The New York State Common Retirement Fund is the third largest public pension fund in the United States, and it holds and invests the assets of the NYSLRS on behalf of more than 1 million state and local government employees and retirees and their beneficiaries. The NYSLRS itself is broken into two systems: the Employees’ Retirement System (ERS) and the Police and Fire Retirement System (PFRS).

The estimated average employer contribution rate for the ERS will be lowered to 11.6% of payroll from 16.2%, while the estimated average employer contribution rate for PFRS will be cut to 27% of payroll from 28.3%. According to the actuary’s estimates for the fund, the expected total employer contributions for Feb. 1, 2023, are $4.4 billion, which is $1.5 billion less than the expected employer contributions during the same period for 2022 and the lowest level since 2011.

Employer rates for NYSLRS are determined based on investment performance and actuarial assumptions recommended by the retirement system’s actuary and approved by DiNapoli.

“The fund’s strength gives us the ability to weather volatile markets. Our prudent strategy for long-term, steady returns helps ensure our state’s pension fund will continue to be one of the nation’s strongest and best funded,” DiNapoli said in a statement. “While the reduction in employer contribution rates is welcome news for taxpayers, our investment decisions are always made based on what is best for our 1.1 million working and retired members and their beneficiaries.”

It is the fourth time DiNapoli has lowered the state pension fund’s assumed rate of return, having reduced it to 7.5% from 8% in 2010, then to 7% in 2015, and then to 6.8% in 2019. The new reduction puts the fund well below the median assumed rate of return among state public pension funds of 7%, according to the National Association of State Retirement Administrators (NASRA). Only 34 of the 133 state public pension plans listed had assumed rates of return of less than 7%.

DiNapoli also announced that the funded ratio of the state pension fund is 99.3% and that it has annualized rates of return over the past five, 10, 20, and 30 years of 11.17%, 9.19,%, 7.65%, and 8.96% respectively.

That the assumed rate return is more than 3 percentage points below the fund’s 10-year annualized return is indicative of the retirement system actuary’s forecast of a lower-return environment over the next decade. In this year’s annual report to the comptroller on actuarial assumptions, Actuary Michael Dutcher provided a forecast of a 6.07% return net of fees over the next 10 years. He also said 2021’s record rate of return “provides a door of opportunity to align the assumed return with the sole trustee’s risk appetite.”

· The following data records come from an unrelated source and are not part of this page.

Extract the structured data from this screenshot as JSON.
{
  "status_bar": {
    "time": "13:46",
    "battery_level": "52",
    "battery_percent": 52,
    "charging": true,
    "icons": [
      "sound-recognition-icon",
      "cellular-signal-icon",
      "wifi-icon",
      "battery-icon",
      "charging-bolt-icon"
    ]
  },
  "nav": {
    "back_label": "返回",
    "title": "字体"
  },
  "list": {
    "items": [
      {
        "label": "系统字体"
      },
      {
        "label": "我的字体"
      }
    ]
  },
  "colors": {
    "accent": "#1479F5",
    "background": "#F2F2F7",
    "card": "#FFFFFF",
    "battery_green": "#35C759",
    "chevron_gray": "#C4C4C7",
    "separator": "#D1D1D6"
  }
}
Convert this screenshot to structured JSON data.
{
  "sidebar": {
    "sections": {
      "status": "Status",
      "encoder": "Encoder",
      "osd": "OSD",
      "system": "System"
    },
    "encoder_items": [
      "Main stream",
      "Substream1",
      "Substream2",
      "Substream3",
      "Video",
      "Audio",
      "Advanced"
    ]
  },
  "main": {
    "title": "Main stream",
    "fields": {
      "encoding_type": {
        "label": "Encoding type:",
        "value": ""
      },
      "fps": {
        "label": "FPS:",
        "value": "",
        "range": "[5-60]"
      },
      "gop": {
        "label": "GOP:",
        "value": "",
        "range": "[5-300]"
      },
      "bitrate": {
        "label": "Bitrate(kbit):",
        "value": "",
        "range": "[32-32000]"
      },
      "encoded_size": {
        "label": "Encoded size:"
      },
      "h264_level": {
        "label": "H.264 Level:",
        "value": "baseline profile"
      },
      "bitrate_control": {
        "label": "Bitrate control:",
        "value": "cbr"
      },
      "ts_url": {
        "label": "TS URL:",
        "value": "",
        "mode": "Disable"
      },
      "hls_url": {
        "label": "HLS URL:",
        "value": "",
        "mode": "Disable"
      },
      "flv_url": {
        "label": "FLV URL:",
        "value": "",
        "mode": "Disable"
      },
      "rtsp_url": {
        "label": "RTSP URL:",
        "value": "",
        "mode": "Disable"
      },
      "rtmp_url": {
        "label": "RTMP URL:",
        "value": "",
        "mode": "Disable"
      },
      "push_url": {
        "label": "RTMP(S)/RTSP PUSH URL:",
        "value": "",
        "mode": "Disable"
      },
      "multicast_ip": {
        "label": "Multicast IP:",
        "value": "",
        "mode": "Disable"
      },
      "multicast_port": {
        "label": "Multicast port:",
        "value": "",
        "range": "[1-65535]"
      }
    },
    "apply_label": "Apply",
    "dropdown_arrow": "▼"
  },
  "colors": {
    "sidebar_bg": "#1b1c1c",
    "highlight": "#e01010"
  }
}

Dutcher also recommended increasing the inflation assumption to 2.7%, which would result in an increase in the cost of living adjustments (COLAs) to 1.4% from the current 1.3%. The COLA is half of the percentage increase in inflation raised to the next tenth, which means a COLA of 1.4% will be applied in September, which is 0.1% more than the current assumption. COLAs apply to the first $18,000 of a retiree’s single-life pension. Spousal beneficiaries are entitled to one-half of the retiree’s COLA.

“This is not primarily a response to the FY 2021 experience,” Dutcher said, “but there is a growing rumbling among economists that is less sanguine about inflation expectations than in the previous two decades.”